Pela los plátanos con cuidado y sumérgelos en un bol con agua fría para evitar que se oxiden.
En un bol aparte, mezcla la cúrcuma en polvo y la sal con una taza de agua. Reserva.
Usa una mandolina o un cuchillo afilado para cortar los plátanos en rodajas finas y uniformes. Procura que todas las rodajas tengan el mismo grosor para que se frían de manera uniforme.
A medida que cortes, coloca las rodajas de plátano nuevamente en el agua fría para evitar que se oscurezcan.
Calienta aceite en una sartén profunda o wok a fuego medio.
Escurre las rodajas de plátano y sécalas con un paño de cocina limpio o papel absorbente.
Fríe un puñado de rodajas de plátano a la vez, asegurándote de no llenar demasiado la sartén. Remueve ocasionalmente para que se frían de manera uniforme.
Fríe hasta que los chips estén dorados y crujientes (aproximadamente 3-5 minutos).
Tan pronto como retires los chips del aceite, rocíalos con unas gotas de la mezcla de cúrcuma y sal. Ten cuidado, ya que esto puede causar salpicaduras de aceite.
Escurre los chips en papel absorbente para eliminar el exceso de aceite.
Una vez que los chips estén fríos, espolvorea con sal adicional y pimienta negra (opcional) para realzar el sabor.
Usa plátanos firmes y verdes para obtener esa textura crujiente. Los plátanos demasiado maduros pueden resultar en chips blandos.
Asegúrate de que el aceite esté lo suficientemente caliente (aproximadamente 175°C). Si el aceite está demasiado frío, los chips absorberán más aceite y quedarán grasosos.
Las rodajas finas y uniformes garantizan una fritura homogénea y una mejor textura.
Añadir la mezcla de cúrcuma y sal mientras se fríen les da a los chips su característico color dorado y realza el sabor.
Guarda los chips en un recipiente hermético una vez que estén completamente fríos para mantenerlos crujientes durante días.
¿Cómo hago chips de plátano crujientes en casa?
Para hacer chips de plátano crujientes en casa, comienza pelando y cortando plátanos verdes en rodajas finas. Remoja las rodajas en agua fría para evitar que se oxiden.
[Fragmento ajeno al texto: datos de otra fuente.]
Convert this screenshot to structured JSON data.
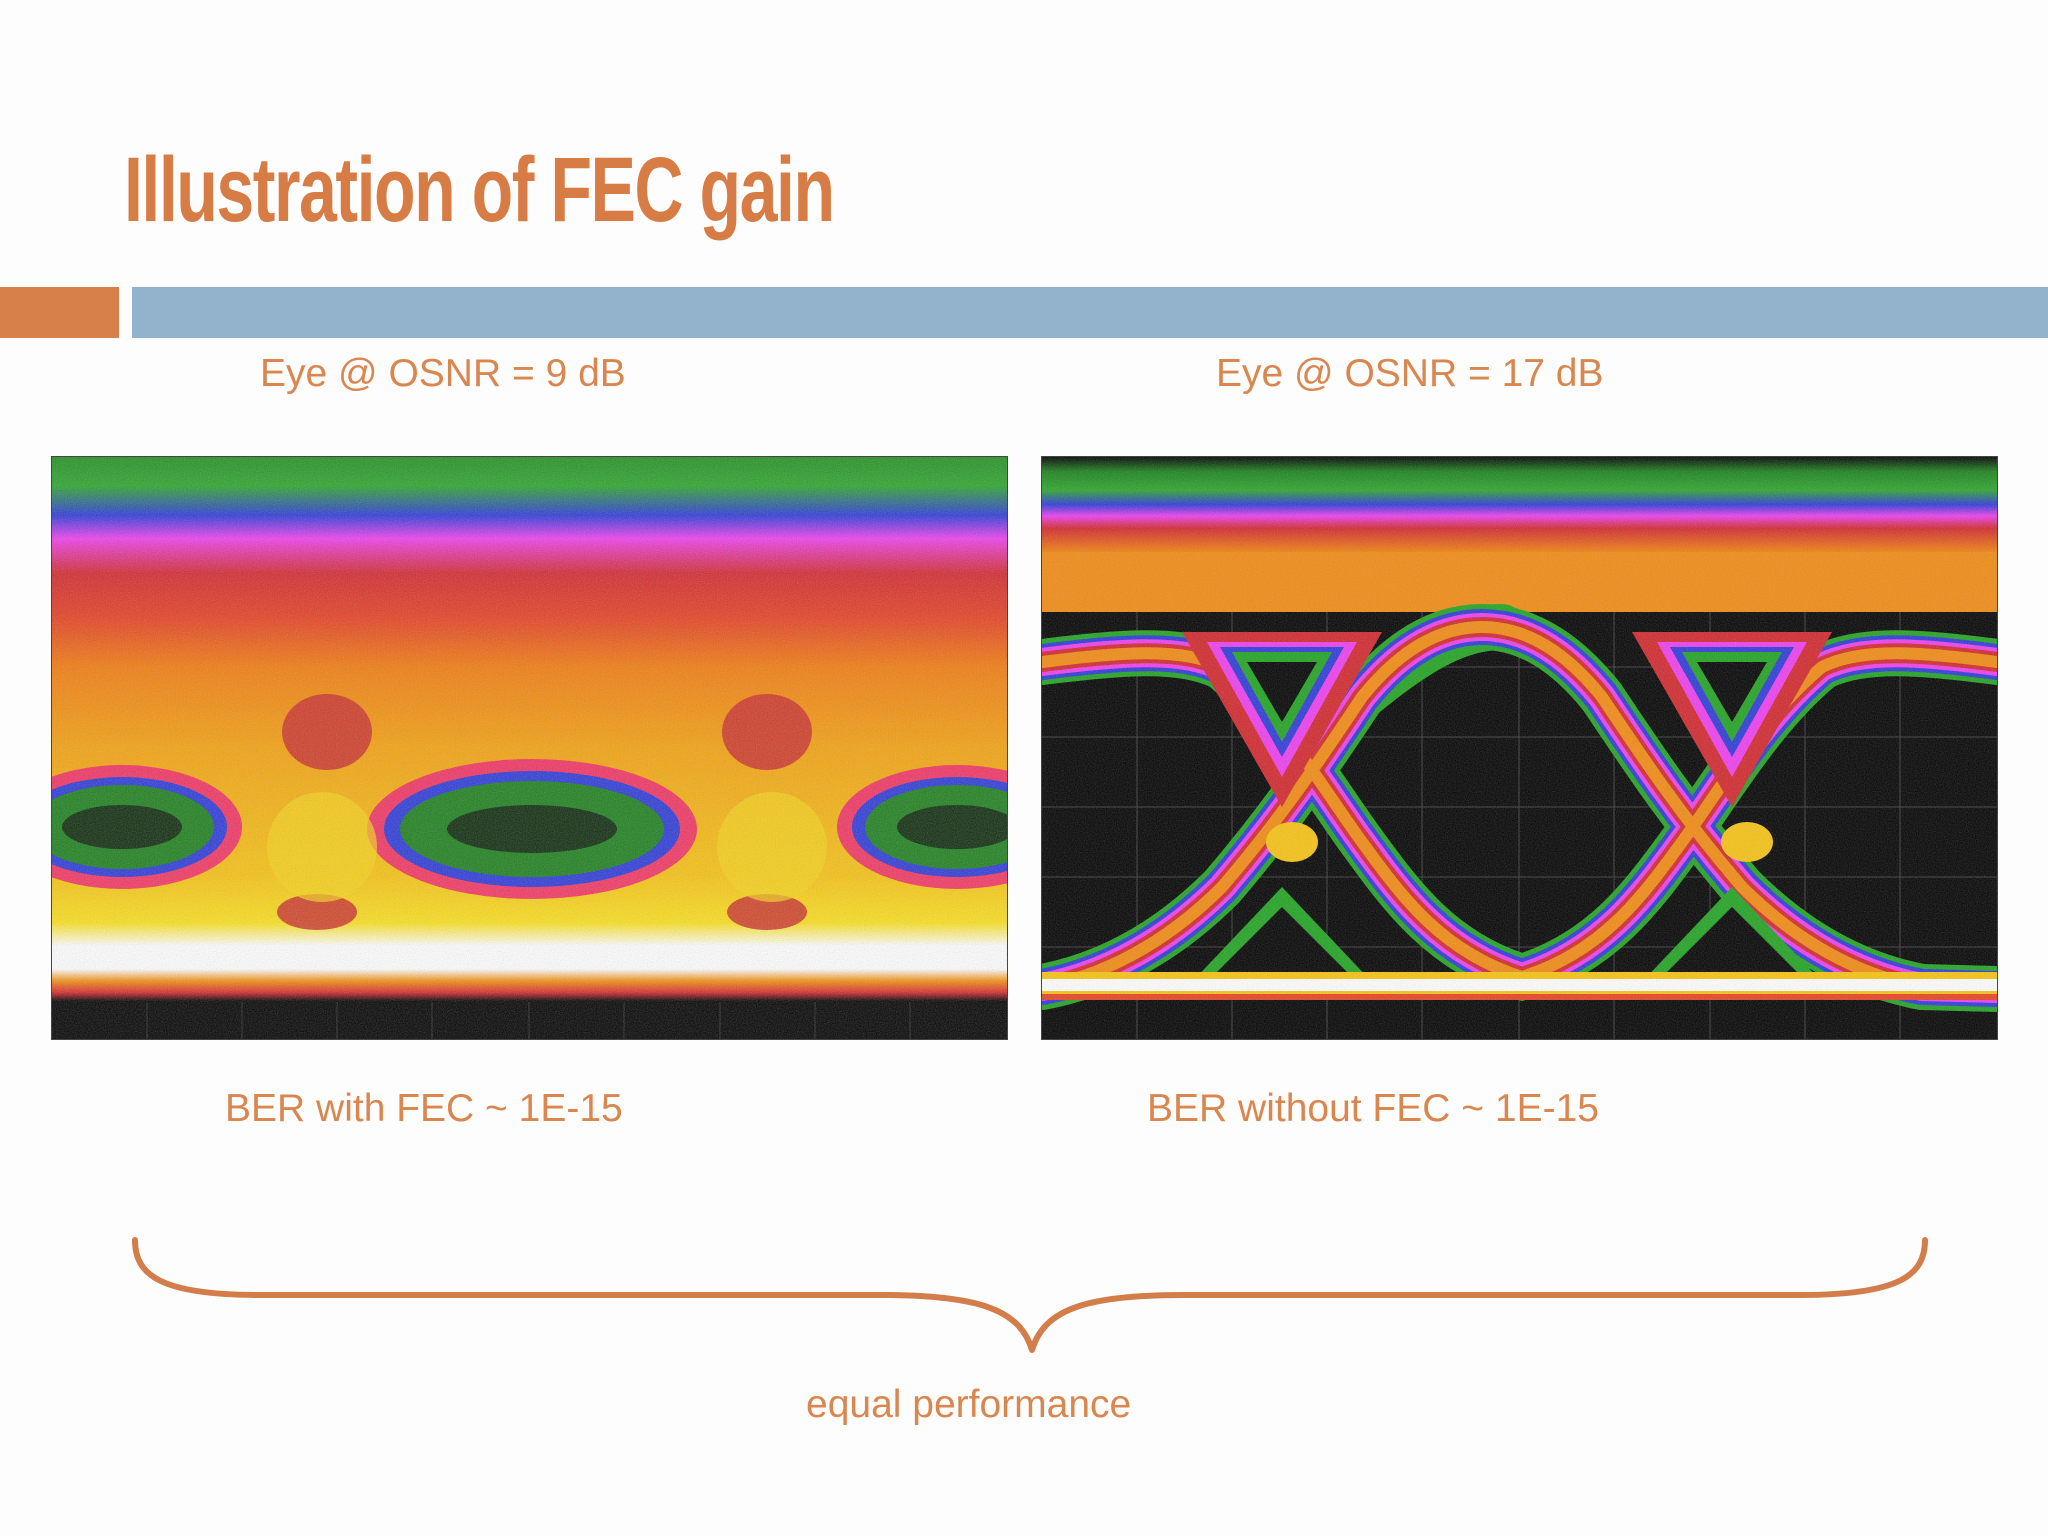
{
  "slide": {
    "title": "Illustration of FEC gain",
    "captions": {
      "left_top": "Eye @ OSNR = 9 dB",
      "right_top": "Eye @ OSNR = 17 dB",
      "left_bottom": "BER with FEC ~ 1E-15",
      "right_bottom": "BER without FEC ~ 1E-15",
      "equal": "equal performance"
    },
    "colors": {
      "title": "#d87c45",
      "accent_orange": "#d7804a",
      "accent_blue": "#93b3cd",
      "caption": "#d9864f",
      "brace": "#d37e4a"
    }
  }
}
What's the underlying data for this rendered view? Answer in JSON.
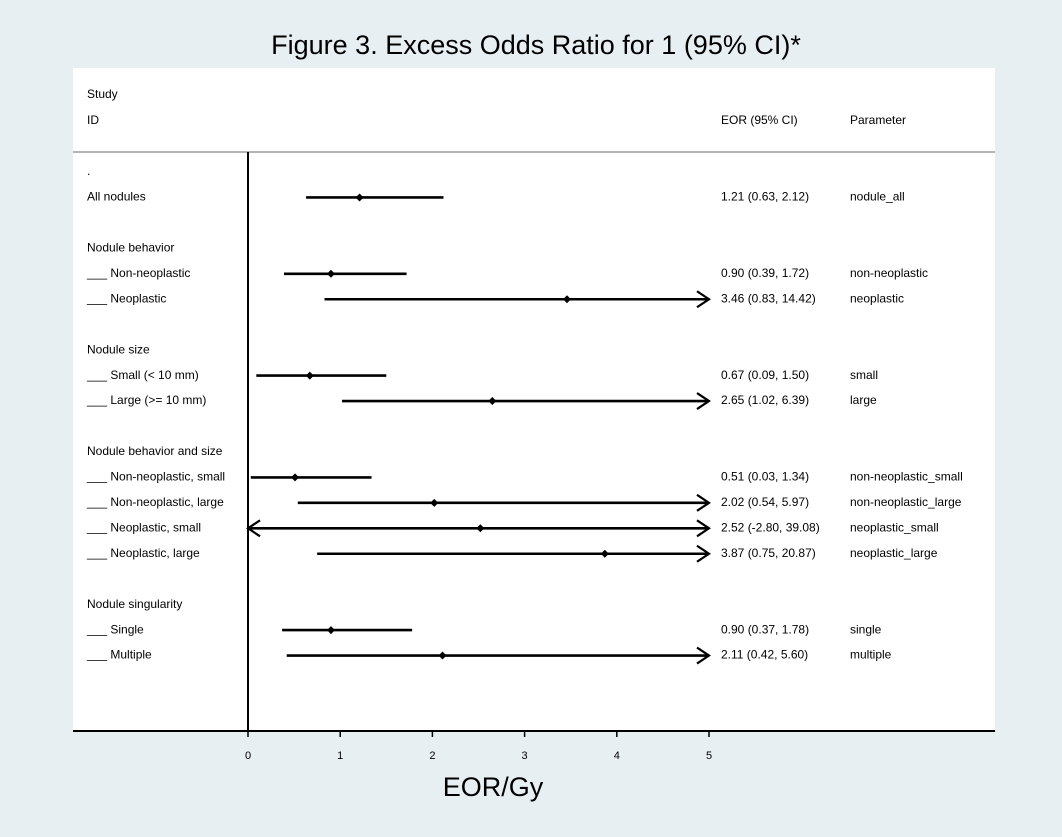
{
  "chart_data": {
    "type": "forest",
    "title": "Figure 3. Excess Odds Ratio for 1 (95% CI)*",
    "xlabel": "EOR/Gy",
    "xlim": [
      0,
      5
    ],
    "xticks": [
      0,
      1,
      2,
      3,
      4,
      5
    ],
    "header": {
      "study_line1": "Study",
      "study_line2": "ID",
      "eor_col": "EOR (95% CI)",
      "param_col": "Parameter"
    },
    "rows": [
      {
        "kind": "label",
        "label": "."
      },
      {
        "kind": "estimate",
        "label": "All nodules",
        "estimate": 1.21,
        "lower": 0.63,
        "upper": 2.12,
        "eor_text": "1.21 (0.63, 2.12)",
        "parameter": "nodule_all"
      },
      {
        "kind": "blank"
      },
      {
        "kind": "label",
        "label": "Nodule behavior"
      },
      {
        "kind": "estimate",
        "label": "___ Non-neoplastic",
        "estimate": 0.9,
        "lower": 0.39,
        "upper": 1.72,
        "eor_text": "0.90 (0.39, 1.72)",
        "parameter": "non-neoplastic"
      },
      {
        "kind": "estimate",
        "label": "___ Neoplastic",
        "estimate": 3.46,
        "lower": 0.83,
        "upper": 14.42,
        "eor_text": "3.46 (0.83, 14.42)",
        "parameter": "neoplastic"
      },
      {
        "kind": "blank"
      },
      {
        "kind": "label",
        "label": "Nodule size"
      },
      {
        "kind": "estimate",
        "label": "___ Small (< 10 mm)",
        "estimate": 0.67,
        "lower": 0.09,
        "upper": 1.5,
        "eor_text": "0.67 (0.09, 1.50)",
        "parameter": "small"
      },
      {
        "kind": "estimate",
        "label": "___ Large (>= 10 mm)",
        "estimate": 2.65,
        "lower": 1.02,
        "upper": 6.39,
        "eor_text": "2.65 (1.02, 6.39)",
        "parameter": "large"
      },
      {
        "kind": "blank"
      },
      {
        "kind": "label",
        "label": "Nodule behavior and size"
      },
      {
        "kind": "estimate",
        "label": "___ Non-neoplastic, small",
        "estimate": 0.51,
        "lower": 0.03,
        "upper": 1.34,
        "eor_text": "0.51 (0.03, 1.34)",
        "parameter": "non-neoplastic_small"
      },
      {
        "kind": "estimate",
        "label": "___ Non-neoplastic, large",
        "estimate": 2.02,
        "lower": 0.54,
        "upper": 5.97,
        "eor_text": "2.02 (0.54, 5.97)",
        "parameter": "non-neoplastic_large"
      },
      {
        "kind": "estimate",
        "label": "___ Neoplastic, small",
        "estimate": 2.52,
        "lower": -2.8,
        "upper": 39.08,
        "eor_text": "2.52 (-2.80, 39.08)",
        "parameter": "neoplastic_small"
      },
      {
        "kind": "estimate",
        "label": "___ Neoplastic, large",
        "estimate": 3.87,
        "lower": 0.75,
        "upper": 20.87,
        "eor_text": "3.87 (0.75, 20.87)",
        "parameter": "neoplastic_large"
      },
      {
        "kind": "blank"
      },
      {
        "kind": "label",
        "label": "Nodule singularity"
      },
      {
        "kind": "estimate",
        "label": "___ Single",
        "estimate": 0.9,
        "lower": 0.37,
        "upper": 1.78,
        "eor_text": "0.90 (0.37, 1.78)",
        "parameter": "single"
      },
      {
        "kind": "estimate",
        "label": "___ Multiple",
        "estimate": 2.11,
        "lower": 0.42,
        "upper": 5.6,
        "eor_text": "2.11 (0.42, 5.60)",
        "parameter": "multiple"
      }
    ],
    "colors": {
      "background": "#e8eff2",
      "panel": "#ffffff",
      "ink": "#000000",
      "separator": "#b3b3b3"
    }
  }
}
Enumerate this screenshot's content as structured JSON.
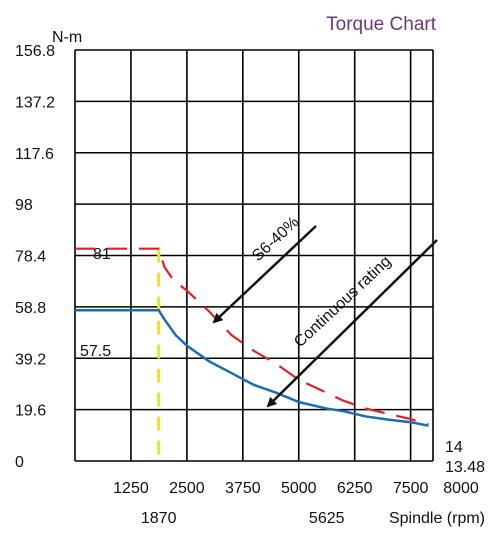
{
  "chart_data": {
    "type": "line",
    "title": "Torque Chart",
    "ylabel": "N-m",
    "xlabel": "Spindle (rpm)",
    "xlim": [
      0,
      8000
    ],
    "ylim": [
      0,
      156.8
    ],
    "grid": true,
    "y_ticks": [
      0,
      19.6,
      39.2,
      58.8,
      78.4,
      98,
      117.6,
      137.2,
      156.8
    ],
    "y_tick_labels": [
      "0",
      "19.6",
      "39.2",
      "58.8",
      "78.4",
      "98",
      "117.6",
      "137.2",
      "156.8"
    ],
    "x_ticks": [
      1250,
      2500,
      3750,
      5000,
      6250,
      7500,
      8000
    ],
    "x_tick_labels": [
      "1250",
      "2500",
      "3750",
      "5000",
      "6250",
      "7500",
      "8000"
    ],
    "x_extra_ticks": [
      1870,
      5625
    ],
    "x_extra_tick_labels": [
      "1870",
      "5625"
    ],
    "series": [
      {
        "name": "S6-40%",
        "color": "#dd2222",
        "style": "dashed",
        "points": [
          [
            0,
            81
          ],
          [
            1870,
            81
          ],
          [
            2000,
            74
          ],
          [
            2200,
            69
          ],
          [
            2500,
            65
          ],
          [
            3000,
            57
          ],
          [
            3500,
            48
          ],
          [
            4000,
            42
          ],
          [
            4500,
            37
          ],
          [
            5000,
            31
          ],
          [
            5625,
            26
          ],
          [
            6000,
            23
          ],
          [
            6500,
            20
          ],
          [
            7000,
            18
          ],
          [
            7500,
            16
          ],
          [
            7900,
            14
          ]
        ]
      },
      {
        "name": "Continuous rating",
        "color": "#1a6db3",
        "style": "solid",
        "points": [
          [
            0,
            57.5
          ],
          [
            1870,
            57.5
          ],
          [
            2000,
            54
          ],
          [
            2250,
            48
          ],
          [
            2500,
            44
          ],
          [
            3000,
            38
          ],
          [
            3500,
            33.5
          ],
          [
            4000,
            29
          ],
          [
            4500,
            26
          ],
          [
            5000,
            22.5
          ],
          [
            5625,
            20
          ],
          [
            6000,
            19
          ],
          [
            6500,
            17
          ],
          [
            7000,
            15.8
          ],
          [
            7500,
            14.8
          ],
          [
            7900,
            13.48
          ]
        ]
      }
    ],
    "base_speed_marker": {
      "x": 1870,
      "color": "#e6e633",
      "style": "dashed"
    },
    "annotations": {
      "s6_start": "81",
      "cont_start": "57.5",
      "s6_end": "14",
      "cont_end": "13.48"
    }
  }
}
Calienta aceite en una sartén profunda y fríe las rodajas de plátano en pequeñas tandas hasta que estén doradas y crujientes, aproximadamente 3-5 minutos. Después de freír, rocíalas con una mezcla de cúrcuma y sal para darles sabor.
¿Los chips de plátano son aptos para una dieta vegana?
Sí, los chips de plátano caseros son aptos para una dieta vegana, ya que están hechos con plátanos verdes y no contienen productos de origen animal. Solo asegúrate de que el aceite utilizado para freír sea de origen vegetal.
¿Qué puedo usar como sustituto de los plátanos verdes en los chips de plátano?
Si no encuentras plátanos verdes, puedes sustituirlos por plátanos machos verdes. El proceso es el mismo, pero ten en cuenta que los plátanos machos pueden tener un sabor y textura ligeramente diferentes a los plátanos.
¿Cómo debo almacenar los chips de plátano caseros para que se mantengan crujientes?
Para mantener tus chips de plátano caseros crujientes, guárdalos en un recipiente hermético a temperatura ambiente. Evita la humedad, ya que puede hacer que los chips se ablanden. Para un almacenamiento más prolongado, también puedes congelarlos, aunque podrían perder algo de crujiente al descongelarse.
¿Con qué aperitivos o comidas combinan bien los chips de plátano crujientes?
Los chips de plátano crujientes combinan perfectamente con mezclas de frutos secos, pueden servirse como acompañamiento crujiente de sándwiches o disfrutarse solos como snack. También complementan dips como hummus o guacamole para un toque único.